By Kate Scanlon | OSV News
WASHINGTON (OSV News) — A Wyoming judge on March 22 temporarily blocked a new state law prohibiting most abortions in the state just days after it took effect after opponents said an Obamacare-era amendment to the state constitution may void the ban.
The ban would prohibit most abortions in the state, but has narrow exceptions for cases of rape or incest, risks to the mother’s life, or “a lethal fetal anomaly.”
Teton County District Court Judge Melissa Owens’ decision will temporarily block the ban from enforcement for at least two weeks amid a legal challenge, while another measure passed by the Legislature in March prohibiting the use of an abortion-inducing drug isn’t scheduled to go into effect until July 1, but also faces a separate legal challenge.
Opponents of the law argued that it violates the state constitution, pointing to a 2012 amendment the state adopted in protest of then-President Barack Obama’s signature health law, the Affordable Care Act, also known as “Obamacare.” The amendment states that adults have a right to make their own health care decisions. Opponents of the abortion ban say that provision applies to women seeking to undergo abortions and their doctors.
Supporters of the ban enacted by the Republican-controlled Legislature say it states that abortion is not health care, but Owens said that is for the courts to determine, not lawmakers.
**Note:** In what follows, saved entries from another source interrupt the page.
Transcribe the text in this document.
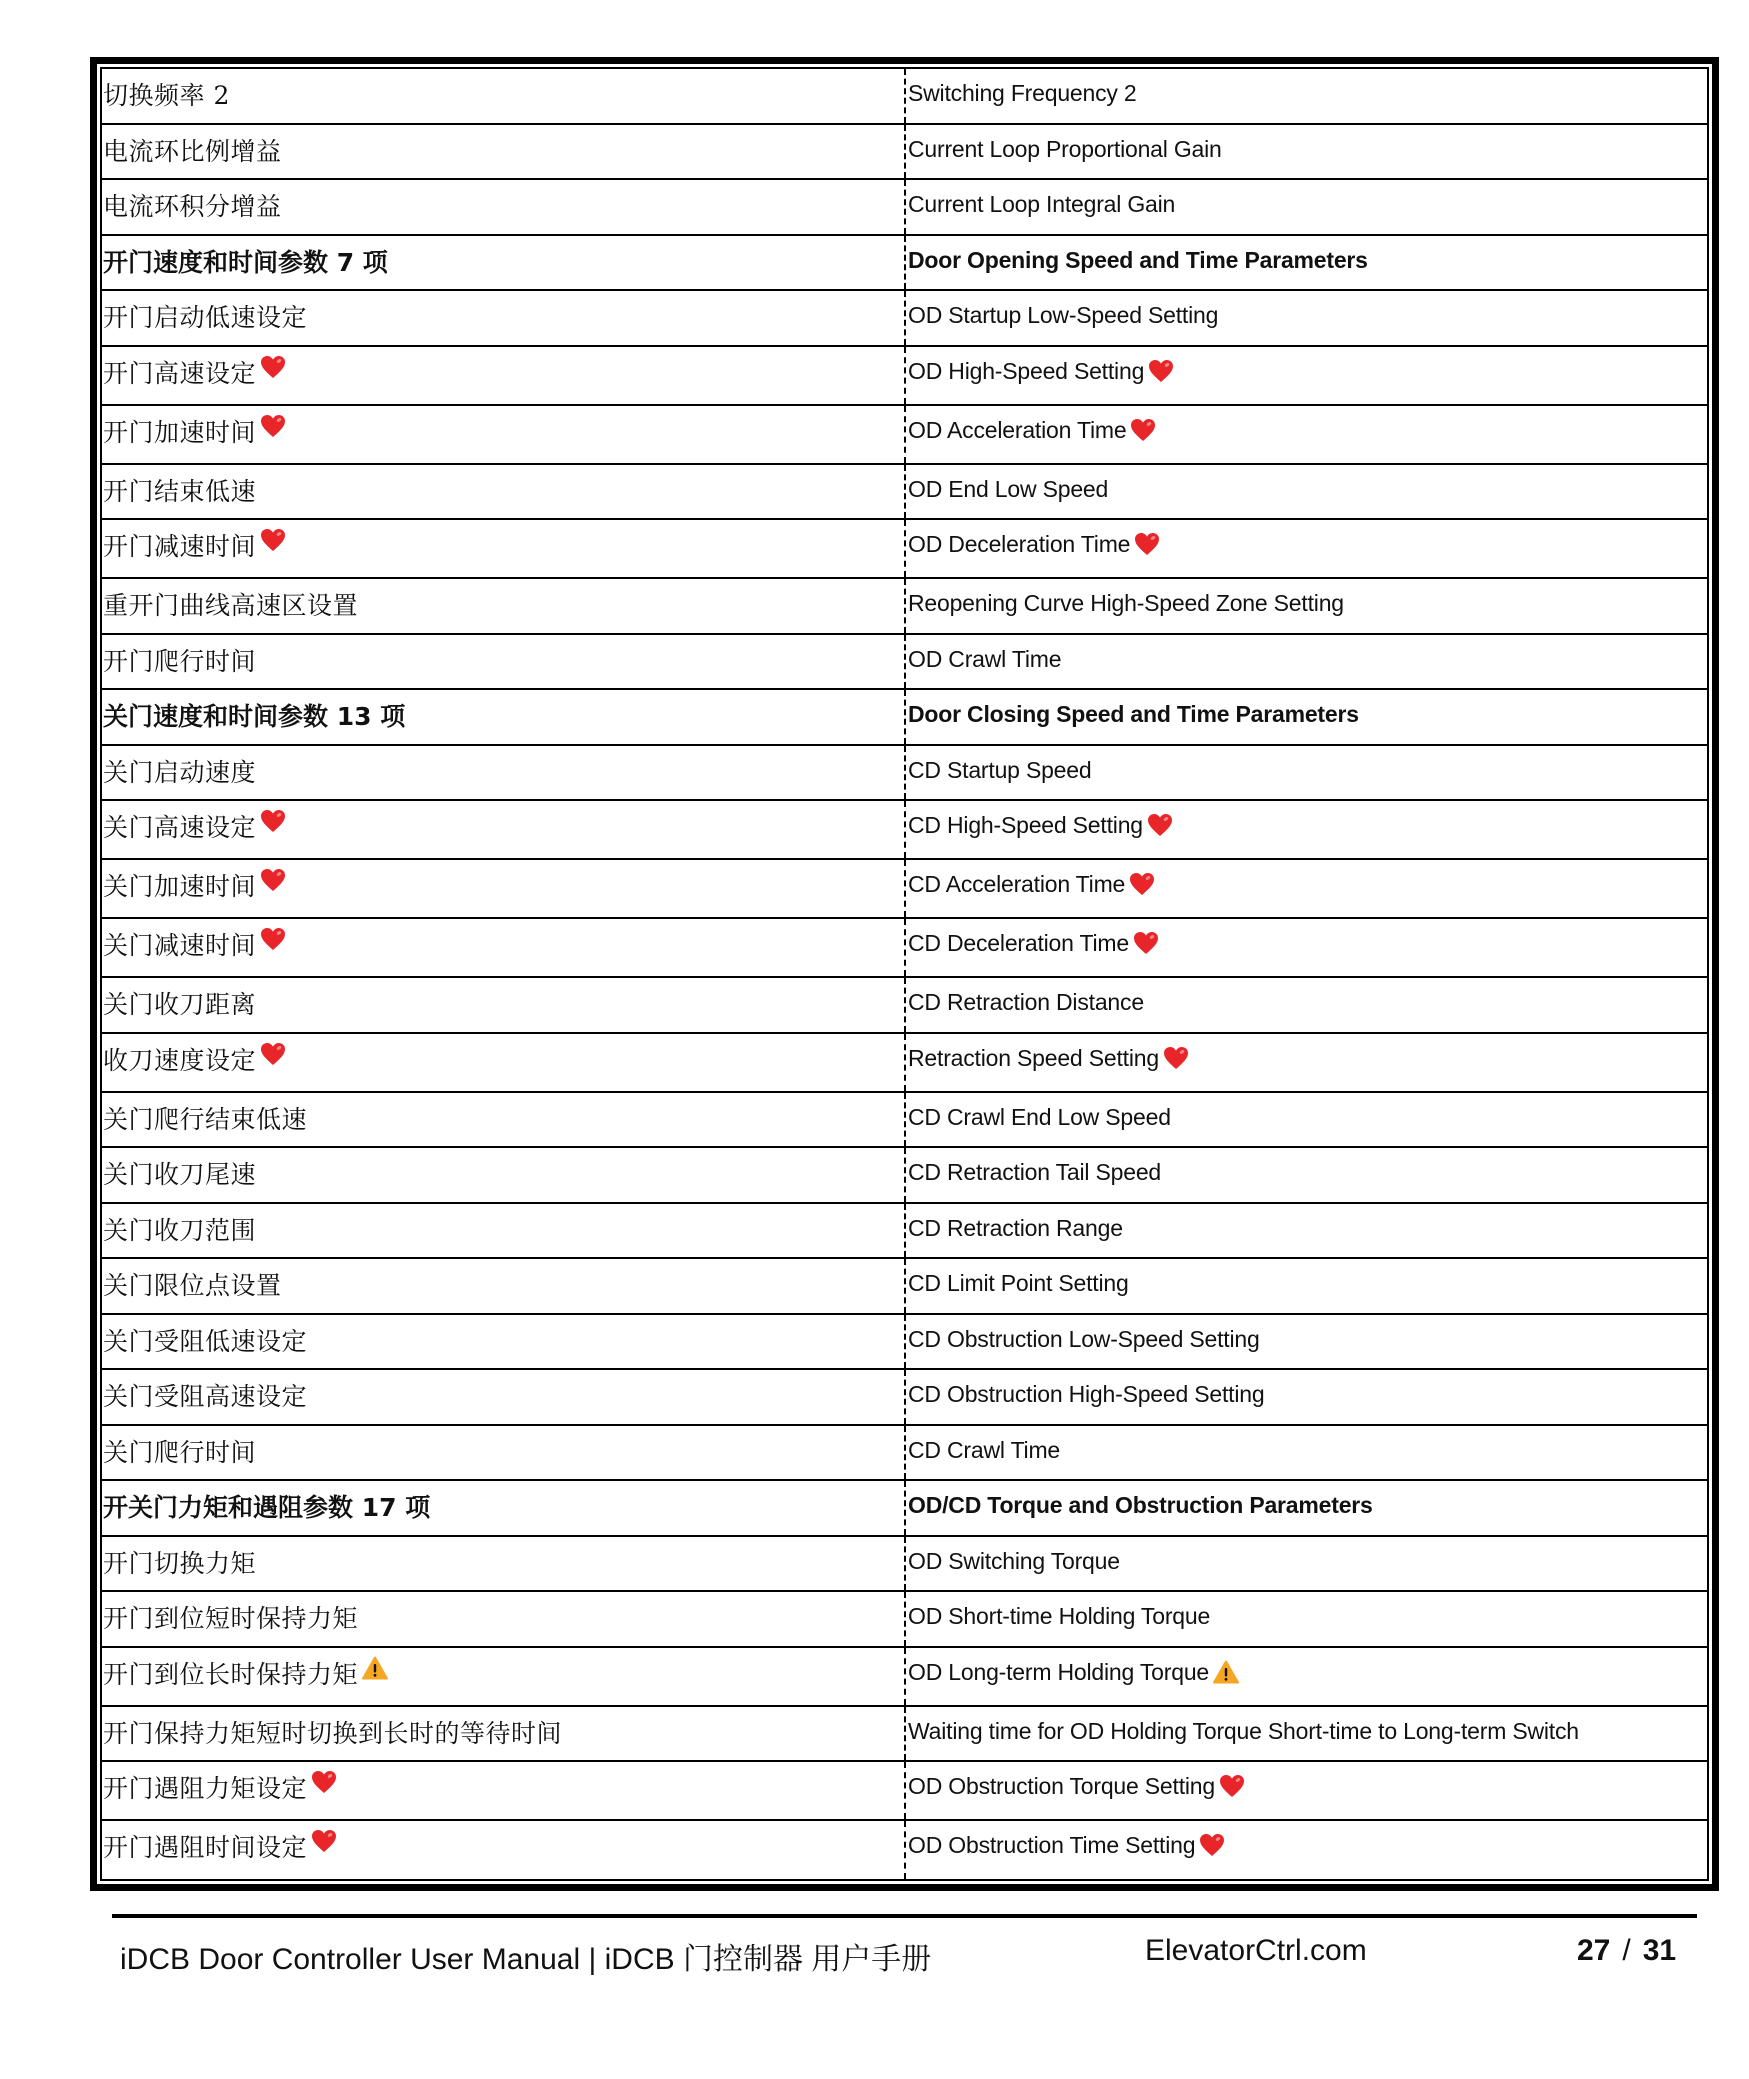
切换频率 2	Switching Frequency 2
电流环比例增益	Current Loop Proportional Gain
电流环积分增益	Current Loop Integral Gain
开门速度和时间参数 7 项	Door Opening Speed and Time Parameters
开门启动低速设定	OD Startup Low-Speed Setting
开门高速设定	OD High-Speed Setting
开门加速时间	OD Acceleration Time
开门结束低速	OD End Low Speed
开门减速时间	OD Deceleration Time
重开门曲线高速区设置	Reopening Curve High-Speed Zone Setting
开门爬行时间	OD Crawl Time
关门速度和时间参数 13 项	Door Closing Speed and Time Parameters
关门启动速度	CD Startup Speed
关门高速设定	CD High-Speed Setting
关门加速时间	CD Acceleration Time
关门减速时间	CD Deceleration Time
关门收刀距离	CD Retraction Distance
收刀速度设定	Retraction Speed Setting
关门爬行结束低速	CD Crawl End Low Speed
关门收刀尾速	CD Retraction Tail Speed
关门收刀范围	CD Retraction Range
关门限位点设置	CD Limit Point Setting
关门受阻低速设定	CD Obstruction Low-Speed Setting
关门受阻高速设定	CD Obstruction High-Speed Setting
关门爬行时间	CD Crawl Time
开关门力矩和遇阻参数 17 项	OD/CD Torque and Obstruction Parameters
开门切换力矩	OD Switching Torque
开门到位短时保持力矩	OD Short-time Holding Torque
开门到位长时保持力矩	OD Long-term Holding Torque
开门保持力矩短时切换到长时的等待时间	Waiting time for OD Holding Torque Short-time to Long-term Switch
开门遇阻力矩设定	OD Obstruction Torque Setting
开门遇阻时间设定	OD Obstruction Time Setting
iDCB Door Controller User Manual | iDCB 门控制器 用户手册	ElevatorCtrl.com	27 / 31
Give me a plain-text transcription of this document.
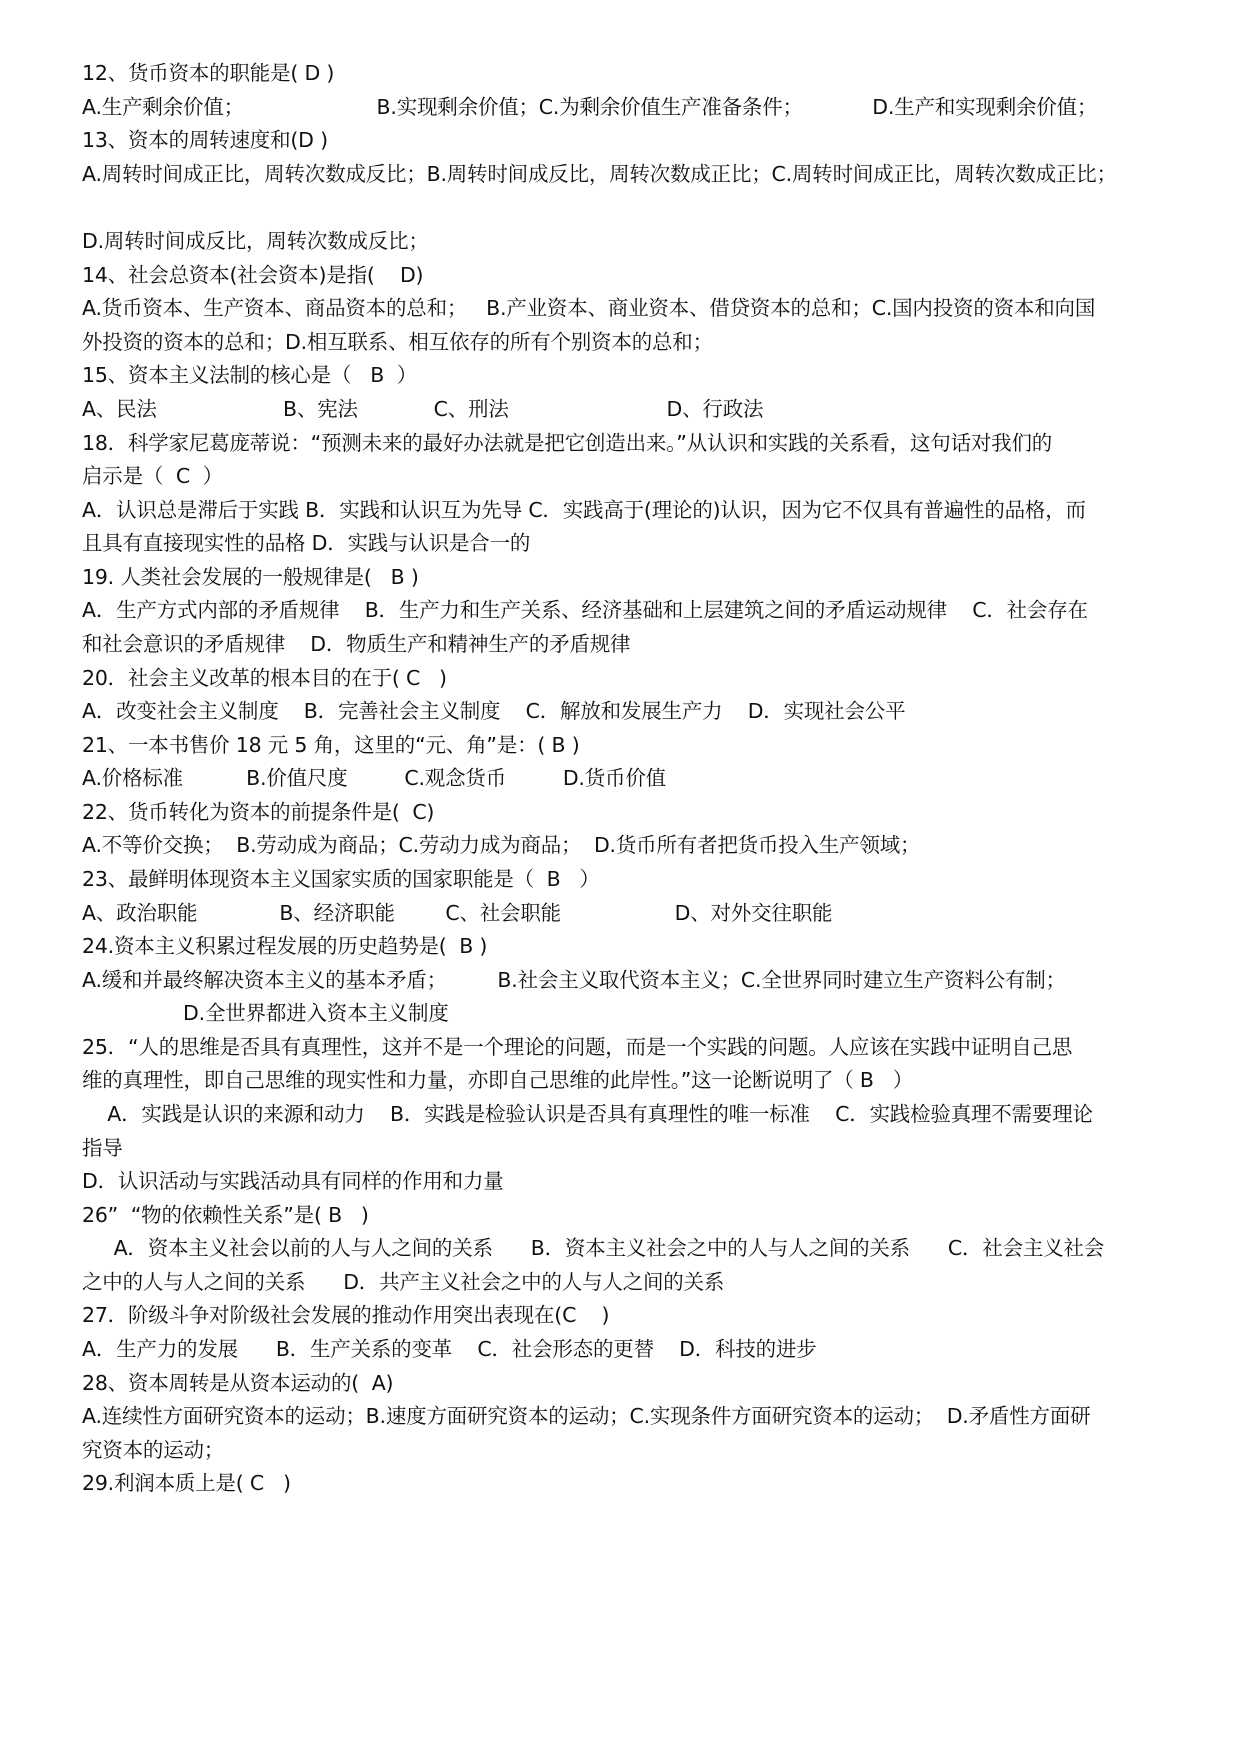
12、货币资本的职能是( D )
A.生产剩余价值；                     B.实现剩余价值；C.为剩余价值生产准备条件；           D.生产和实现剩余价值；
13、资本的周转速度和(D )
A.周转时间成正比，周转次数成反比；B.周转时间成反比，周转次数成正比；C.周转时间成正比，周转次数成正比；
D.周转时间成反比，周转次数成反比；
14、社会总资本(社会资本)是指(    D)
A.货币资本、生产资本、商品资本的总和；   B.产业资本、商业资本、借贷资本的总和；C.国内投资的资本和向国
外投资的资本的总和；D.相互联系、相互依存的所有个别资本的总和；
15、资本主义法制的核心是（   B  ）
A、民法                    B、宪法            C、刑法                         D、行政法
18．科学家尼葛庞蒂说：“预测未来的最好办法就是把它创造出来。”从认识和实践的关系看，这句话对我们的
启示是（  C  ）
A．认识总是滞后于实践 B．实践和认识互为先导 C．实践高于(理论的)认识，因为它不仅具有普遍性的品格，而
且具有直接现实性的品格 D．实践与认识是合一的
19. 人类社会发展的一般规律是(   B )
A．生产方式内部的矛盾规律    B．生产力和生产关系、经济基础和上层建筑之间的矛盾运动规律    C．社会存在
和社会意识的矛盾规律    D．物质生产和精神生产的矛盾规律
20．社会主义改革的根本目的在于( C   )
A．改变社会主义制度    B．完善社会主义制度    C．解放和发展生产力    D．实现社会公平
21、一本书售价 18 元 5 角，这里的“元、角”是：( B )
A.价格标准          B.价值尺度         C.观念货币         D.货币价值
22、货币转化为资本的前提条件是(  C)
A.不等价交换；  B.劳动成为商品；C.劳动力成为商品；  D.货币所有者把货币投入生产领域；
23、最鲜明体现资本主义国家实质的国家职能是（  B   ）
A、政治职能             B、经济职能        C、社会职能                  D、对外交往职能
24.资本主义积累过程发展的历史趋势是(  B )
A.缓和并最终解决资本主义的基本矛盾；        B.社会主义取代资本主义；C.全世界同时建立生产资料公有制；
D.全世界都进入资本主义制度
25．“人的思维是否具有真理性，这并不是一个理论的问题，而是一个实践的问题。人应该在实践中证明自己思
维的真理性，即自己思维的现实性和力量，亦即自己思维的此岸性。”这一论断说明了（ B   ）
A．实践是认识的来源和动力    B．实践是检验认识是否具有真理性的唯一标准    C．实践检验真理不需要理论
指导
D．认识活动与实践活动具有同样的作用和力量
26”  “物的依赖性关系”是( B   )
A．资本主义社会以前的人与人之间的关系      B．资本主义社会之中的人与人之间的关系      C．社会主义社会
之中的人与人之间的关系      D．共产主义社会之中的人与人之间的关系
27．阶级斗争对阶级社会发展的推动作用突出表现在(C    )
A．生产力的发展      B．生产关系的变革    C．社会形态的更替    D．科技的进步
28、资本周转是从资本运动的(  A)
A.连续性方面研究资本的运动；B.速度方面研究资本的运动；C.实现条件方面研究资本的运动；  D.矛盾性方面研
究资本的运动；
29.利润本质上是( C   )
“The state can not legislate away a constitutional right. It’s not clear whether abortion is health care. The court has to then decide that,” Owens said at a hearing.
While abortion pills can be obtained in the state, Wyoming currently has no surgical abortion facilities. One such facility, Wellspring Health Access, plans to open in the state later this year. Its president, Julie Burkhart, said in a statement that, “We are relieved and delighted that abortion will remain legal in Wyoming,” and the ruling paves the way for the group to move forward with their plans to open a facility in Casper.
“Regardless of how anti-choice legislators try to spin it, abortion is health care, and Wyomingites have a constitutional right to that care,” Burkhart said. “Every day that abortion is legal in Wyoming is a victory for patients, families, and communities.
The facility’s construction was recently delayed by an alleged incident of arson, according to the Associated Press.
But pro-life advocates defended the ban, known as the Life is a Human Right Act.
SBA Pro-Life America’s State Policy Director Katie Daniel?said in a March 23 statement that the injunction “comes at the expense of unborn lives.”
“The will of the people in Wyoming is clear: Wyoming is a state that values life and the safety of women and girls,” Daniel?said. “It’s disappointing to see this judge grant this request for the abortion industry and the radical pro-abortion minority. In the Dobbs era, the right of the people to speak through their elected representatives and to make life-related policy for themselves must be respected.”
The Supreme Court’s June decision in Dobbs v. Jackson Women’s Health Organization overturned its previous rulings in Roe v. Wade (1973) and Planned Parenthood vs. Casey (1992) that had found abortion access to be a constitutional right, and effectively returned the matter of restricting or permitting abortion to the states.
In the months that followed the Dobbs ruling, states moved to either restrict or expand access to abortion, prompting new legal battles over the procedure. Also in March, a divided Oklahoma Supreme Court overturned a portion of the state’s near total ban on abortion, finding in a 5-4 ruling that women have a right to abortion when pregnancy presents risks to their health, not limited to a medical emergency.